Judge Stephen S. Mitchell denied a request from the Association of Flight Attendants to restore some wages by narrowing the wage cuts from 21 percent to as little as 4.7 percent.

“I do not for one minute discount the hardship that these wage cuts have had” on employees, the judge said after a brief recess to consider the union’s motion. But “I think I made the best decision I could make.”

The judge on Oct. 15 gave the bankrupt Arlington carrier the authority to slash wages for four months in an attempt to help it avoid liquidation.

An attorney for the flight attendants argued that the company’s formula to establish the need for a 21 percent wage reduction was flawed.

“What we have here … is a straightforward miscalculation of the amount the flight attendants should give up,” Robert Clayman said.

US Airways attorney Michael Bernstein dismissed Mr. Clayman’s arguments and said the company’s calculations are accurate and the company needs to keep the deep cuts in place.

“This was a tough thing to do … but the court held that it was the proper thing to do,” Mr. Bernstein said. “The need for this relief is no less than it was at the time” of the hearing last month.

At issue is the amount of money US Airways is saving.

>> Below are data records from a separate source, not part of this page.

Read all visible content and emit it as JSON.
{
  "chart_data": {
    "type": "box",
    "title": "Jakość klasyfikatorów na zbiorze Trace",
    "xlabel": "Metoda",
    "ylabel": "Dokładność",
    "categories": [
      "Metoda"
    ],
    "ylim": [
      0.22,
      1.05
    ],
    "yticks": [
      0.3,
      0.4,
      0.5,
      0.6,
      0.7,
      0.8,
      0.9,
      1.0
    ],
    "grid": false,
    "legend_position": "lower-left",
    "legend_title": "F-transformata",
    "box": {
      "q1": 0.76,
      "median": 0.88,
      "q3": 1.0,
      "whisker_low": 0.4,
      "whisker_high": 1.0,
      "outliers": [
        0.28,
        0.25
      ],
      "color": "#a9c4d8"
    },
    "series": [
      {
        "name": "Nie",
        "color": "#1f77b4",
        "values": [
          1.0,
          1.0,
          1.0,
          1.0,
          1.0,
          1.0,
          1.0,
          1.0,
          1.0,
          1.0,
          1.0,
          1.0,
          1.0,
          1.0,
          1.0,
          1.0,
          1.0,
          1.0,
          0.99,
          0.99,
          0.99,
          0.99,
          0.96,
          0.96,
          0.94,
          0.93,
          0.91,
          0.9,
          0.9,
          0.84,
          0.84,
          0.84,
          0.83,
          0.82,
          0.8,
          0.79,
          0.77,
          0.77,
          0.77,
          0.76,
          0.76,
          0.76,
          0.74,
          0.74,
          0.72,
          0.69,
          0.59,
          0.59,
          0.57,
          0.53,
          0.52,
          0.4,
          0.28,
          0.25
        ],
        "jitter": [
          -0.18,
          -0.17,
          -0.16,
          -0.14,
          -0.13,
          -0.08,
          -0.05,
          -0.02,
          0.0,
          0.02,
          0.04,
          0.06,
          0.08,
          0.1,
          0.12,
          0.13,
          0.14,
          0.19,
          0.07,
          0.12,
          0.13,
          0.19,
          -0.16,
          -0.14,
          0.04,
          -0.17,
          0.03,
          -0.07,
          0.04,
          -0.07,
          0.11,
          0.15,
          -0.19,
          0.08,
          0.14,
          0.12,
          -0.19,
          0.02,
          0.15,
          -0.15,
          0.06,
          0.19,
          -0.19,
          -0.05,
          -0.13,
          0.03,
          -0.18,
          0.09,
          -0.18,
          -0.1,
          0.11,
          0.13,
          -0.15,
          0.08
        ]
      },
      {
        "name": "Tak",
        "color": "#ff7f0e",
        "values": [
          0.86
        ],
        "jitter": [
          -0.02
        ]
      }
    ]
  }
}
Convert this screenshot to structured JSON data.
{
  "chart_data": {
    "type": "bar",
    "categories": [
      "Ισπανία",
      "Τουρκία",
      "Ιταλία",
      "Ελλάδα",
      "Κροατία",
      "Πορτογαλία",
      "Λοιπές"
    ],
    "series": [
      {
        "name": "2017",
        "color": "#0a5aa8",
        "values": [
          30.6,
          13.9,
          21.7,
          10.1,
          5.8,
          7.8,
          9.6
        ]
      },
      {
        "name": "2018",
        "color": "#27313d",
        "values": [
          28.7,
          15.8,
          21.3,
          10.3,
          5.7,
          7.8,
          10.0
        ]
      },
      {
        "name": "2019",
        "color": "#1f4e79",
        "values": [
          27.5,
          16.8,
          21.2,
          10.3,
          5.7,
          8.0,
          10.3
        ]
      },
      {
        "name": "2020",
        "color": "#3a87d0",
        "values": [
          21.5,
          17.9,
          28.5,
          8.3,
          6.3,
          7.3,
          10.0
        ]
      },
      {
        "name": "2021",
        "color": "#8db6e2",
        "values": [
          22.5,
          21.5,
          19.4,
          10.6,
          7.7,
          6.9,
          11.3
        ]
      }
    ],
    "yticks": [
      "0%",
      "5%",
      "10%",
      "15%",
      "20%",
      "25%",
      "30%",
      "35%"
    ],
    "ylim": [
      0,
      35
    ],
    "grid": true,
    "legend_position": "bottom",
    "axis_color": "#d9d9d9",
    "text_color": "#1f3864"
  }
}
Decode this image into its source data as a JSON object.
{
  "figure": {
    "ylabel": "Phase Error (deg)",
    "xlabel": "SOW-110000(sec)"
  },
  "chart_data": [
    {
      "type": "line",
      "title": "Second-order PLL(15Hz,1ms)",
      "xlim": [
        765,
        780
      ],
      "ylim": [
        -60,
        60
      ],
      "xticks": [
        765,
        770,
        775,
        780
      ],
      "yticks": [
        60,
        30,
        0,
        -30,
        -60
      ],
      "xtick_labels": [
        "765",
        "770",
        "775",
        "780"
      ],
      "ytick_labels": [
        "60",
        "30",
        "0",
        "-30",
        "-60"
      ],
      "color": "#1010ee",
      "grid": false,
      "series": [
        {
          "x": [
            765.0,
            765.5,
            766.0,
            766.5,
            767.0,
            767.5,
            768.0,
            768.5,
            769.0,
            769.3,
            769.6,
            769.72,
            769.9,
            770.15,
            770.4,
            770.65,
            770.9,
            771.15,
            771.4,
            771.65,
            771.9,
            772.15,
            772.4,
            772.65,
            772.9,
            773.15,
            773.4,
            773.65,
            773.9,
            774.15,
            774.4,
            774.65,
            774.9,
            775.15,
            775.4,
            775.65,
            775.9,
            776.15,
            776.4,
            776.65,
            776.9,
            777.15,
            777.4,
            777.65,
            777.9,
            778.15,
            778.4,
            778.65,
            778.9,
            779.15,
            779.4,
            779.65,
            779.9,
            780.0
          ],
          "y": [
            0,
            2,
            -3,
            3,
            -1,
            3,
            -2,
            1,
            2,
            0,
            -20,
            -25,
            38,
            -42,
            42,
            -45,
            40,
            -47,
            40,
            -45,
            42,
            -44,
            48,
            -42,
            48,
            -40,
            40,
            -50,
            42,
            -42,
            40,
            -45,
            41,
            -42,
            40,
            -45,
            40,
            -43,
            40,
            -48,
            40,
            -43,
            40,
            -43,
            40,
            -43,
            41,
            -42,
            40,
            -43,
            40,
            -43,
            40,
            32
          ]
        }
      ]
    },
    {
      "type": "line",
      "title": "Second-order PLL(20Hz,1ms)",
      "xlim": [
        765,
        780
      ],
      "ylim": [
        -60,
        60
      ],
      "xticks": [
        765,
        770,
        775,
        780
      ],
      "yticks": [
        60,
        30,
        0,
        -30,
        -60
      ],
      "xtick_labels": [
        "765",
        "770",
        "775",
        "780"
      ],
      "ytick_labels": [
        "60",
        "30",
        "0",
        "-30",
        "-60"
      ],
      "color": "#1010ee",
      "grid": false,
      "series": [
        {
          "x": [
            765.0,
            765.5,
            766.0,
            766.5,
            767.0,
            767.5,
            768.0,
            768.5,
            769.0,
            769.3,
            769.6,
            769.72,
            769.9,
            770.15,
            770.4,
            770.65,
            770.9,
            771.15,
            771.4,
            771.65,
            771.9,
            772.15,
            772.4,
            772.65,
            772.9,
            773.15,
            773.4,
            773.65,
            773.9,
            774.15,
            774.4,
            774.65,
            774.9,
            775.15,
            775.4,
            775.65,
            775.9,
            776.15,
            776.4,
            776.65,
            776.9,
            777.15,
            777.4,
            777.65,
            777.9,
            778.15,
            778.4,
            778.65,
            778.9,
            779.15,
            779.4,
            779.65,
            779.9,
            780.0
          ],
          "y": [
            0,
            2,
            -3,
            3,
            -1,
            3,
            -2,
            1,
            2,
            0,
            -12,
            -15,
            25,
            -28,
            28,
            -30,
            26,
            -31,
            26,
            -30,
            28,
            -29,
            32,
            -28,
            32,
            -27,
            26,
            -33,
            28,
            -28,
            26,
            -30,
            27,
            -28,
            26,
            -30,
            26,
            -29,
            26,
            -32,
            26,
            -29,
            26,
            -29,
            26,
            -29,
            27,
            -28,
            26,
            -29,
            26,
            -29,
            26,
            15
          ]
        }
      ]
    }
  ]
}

Mr. Clayman said US Airways is saving $700,000 a month in cuts to benefits, not the $60,000 a month it said it is saving.

The company is saving $3.9 million a month through reduced payments to its pension plan for flight attendants, not $900,000 a month, he said.

US Airways wants to save about $5.4 million a month by cutting the flight attendants’ wages, benefits and pensions temporarily. Mr. Clayman said the company is saving more than $9 million a month. With different accounting, he said, wage cuts would not have been so drastic.

But the judge disagreed and the cuts will remain in place through Feb. 15.

Even though the flight attendants were the only labor group asking the judge to restore wages, a decision boosting wages could have been applied to the airline’s other unions.

US Airways continues to negotiate with the 5,400-member flight attendants’ union, the Communications Workers of America, which represents about 6,000 customer service agents, and the International Association of Machinists and Aerospace Workers, which represents about 4,700 mechanics and baggage handlers.

US Airways Chief Executive Officer Bruce Lakefield said during a break at the hearing that he is encouraged by the progress of negotiations.

“We’re working hard and they’re working hard,” he said.

Union and management negotiators are working under a tight deadline. US Airways asked Judge Mitchell Nov. 12 to void labor agreements with the flight attendants, customers service agents, mechanics and baggage handlers unless they can reach agreements on new contracts. The judge has scheduled a hearing for Dec. 2.